Ensure the Composable Kernel library is built and installed.

cd /path/to/composable_kernel/build
make -j install

Build the Example

cd /path/to/composable_kernel/example/62_convnd_activ
mkdir build && cd build

cmake \
  -DCMAKE_CXX_COMPILER=/opt/rocm/bin/hipcc \
  -DCMAKE_PREFIX_PATH="/opt/rocm;${CK_INSTALL_PATH}" \
  ..

make -j

Run the Example

# Run the example with default settings
./convnd_activ_xdl

# Run with verification, data initialization, and timing
./convnd_activ_xdl 1 2 1

Applications

Convolution with activation fusion is fundamental to many neural network architectures.

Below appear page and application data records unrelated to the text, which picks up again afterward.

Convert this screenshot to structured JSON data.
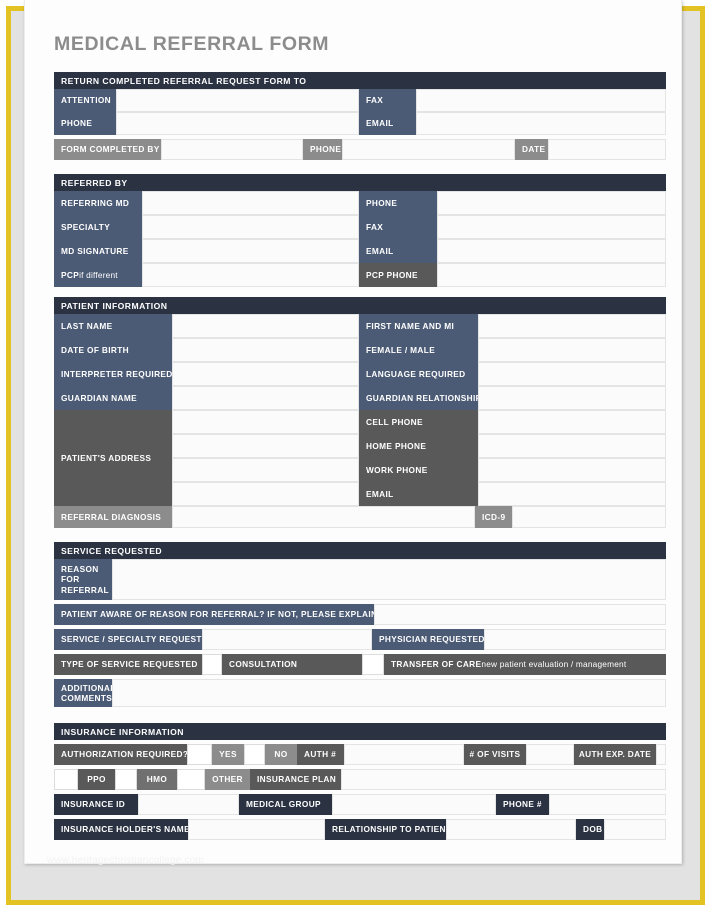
{
  "page": {
    "title": "MEDICAL REFERRAL FORM",
    "watermark": "www.heritagechristiancollege.com",
    "colors": {
      "gold_border": "#e3c223",
      "banner_navy": "#2b3242",
      "label_slate": "#4b5a75",
      "label_gray": "#8c8c8c",
      "label_dark_gray": "#595959",
      "title_gray": "#8c8c8c",
      "page_background": "#fdfdfd",
      "field_background": "#fbfbfb"
    }
  },
  "sections": {
    "return_to": {
      "banner": "RETURN COMPLETED REFERRAL REQUEST FORM TO",
      "attention": "ATTENTION",
      "fax": "FAX",
      "phone": "PHONE",
      "email": "EMAIL",
      "form_completed_by": "FORM COMPLETED BY",
      "completed_phone": "PHONE",
      "date": "DATE"
    },
    "referred_by": {
      "banner": "REFERRED BY",
      "referring_md": "REFERRING MD",
      "phone": "PHONE",
      "specialty": "SPECIALTY",
      "fax": "FAX",
      "md_signature": "MD SIGNATURE",
      "email": "EMAIL",
      "pcp_bold": "PCP",
      "pcp_regular": " if different",
      "pcp_phone": "PCP PHONE"
    },
    "patient_information": {
      "banner": "PATIENT INFORMATION",
      "last_name": "LAST NAME",
      "first_name_and_mi": "FIRST NAME AND MI",
      "date_of_birth": "DATE OF BIRTH",
      "female_male": "FEMALE / MALE",
      "interpreter_required": "INTERPRETER REQUIRED?",
      "language_required": "LANGUAGE REQUIRED",
      "guardian_name": "GUARDIAN NAME",
      "guardian_relationship": "GUARDIAN RELATIONSHIP",
      "patients_address": "PATIENT'S ADDRESS",
      "cell_phone": "CELL PHONE",
      "home_phone": "HOME PHONE",
      "work_phone": "WORK PHONE",
      "email": "EMAIL",
      "referral_diagnosis": "REFERRAL DIAGNOSIS",
      "icd9": "ICD-9"
    },
    "service_requested": {
      "banner": "SERVICE REQUESTED",
      "reason_for_referral": "REASON\nFOR\nREFERRAL",
      "patient_aware": "PATIENT AWARE OF REASON FOR REFERRAL? IF NOT, PLEASE EXPLAIN.",
      "service_specialty_requested": "SERVICE / SPECIALTY REQUESTED",
      "physician_requested": "PHYSICIAN REQUESTED",
      "type_of_service_requested": "TYPE OF SERVICE REQUESTED",
      "consultation": "CONSULTATION",
      "transfer_of_care_bold": "TRANSFER OF CARE",
      "transfer_of_care_regular": " new patient evaluation / management",
      "additional_comments": "ADDITIONAL\nCOMMENTS"
    },
    "insurance_information": {
      "banner": "INSURANCE INFORMATION",
      "authorization_required": "AUTHORIZATION REQUIRED?",
      "yes": "YES",
      "no": "NO",
      "auth_number": "AUTH #",
      "number_of_visits": "# OF VISITS",
      "auth_exp_date": "AUTH EXP. DATE",
      "ppo": "PPO",
      "hmo": "HMO",
      "other": "OTHER",
      "insurance_plan": "INSURANCE PLAN",
      "insurance_id": "INSURANCE ID",
      "medical_group": "MEDICAL GROUP",
      "phone_number": "PHONE #",
      "insurance_holders_name": "INSURANCE HOLDER'S NAME",
      "relationship_to_patient": "RELATIONSHIP TO PATIENT",
      "dob": "DOB"
    }
  }
}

  • Convolutional Neural Networks (CNNs): Nearly every convolutional layer in CNNs is followed by an activation function, making this fusion extremely valuable.
  • Computer Vision Models: Image classification, object detection, and segmentation networks all benefit from this fusion.
  • 3D CNNs: Video analysis and medical imaging applications using 3D convolutions with activations.
  • Mobile and Edge Deployment: The reduced memory bandwidth makes this fusion especially valuable for resource-constrained environments.
  • Training Acceleration: Reducing the number of kernel launches and memory operations accelerates both forward and backward passes during training.

Performance Benefits

This fusion provides several performance advantages:

  • Reduced Memory Bandwidth: Eliminates one full read/write cycle of the intermediate tensor
  • Improved Cache Locality: Data stays in cache/registers between convolution and activation
  • Fewer Kernel Launches: Reduces GPU kernel launch overhead
  • Better Instruction Scheduling: Allows better interleaving of compute and memory operations

Activation Function Considerations

Different activation functions have different computational characteristics:

  • ReLU: Very fast, just a comparison and conditional assignment
  • Sigmoid/Tanh: Require expensive exponential calculations
  • GELU: Involves error function computation, typically approximated
  • Swish: Combines multiplication with sigmoid computation

The choice of activation function can significantly impact the overall performance of the fused kernel, with simpler functions like ReLU providing the best performance improvements.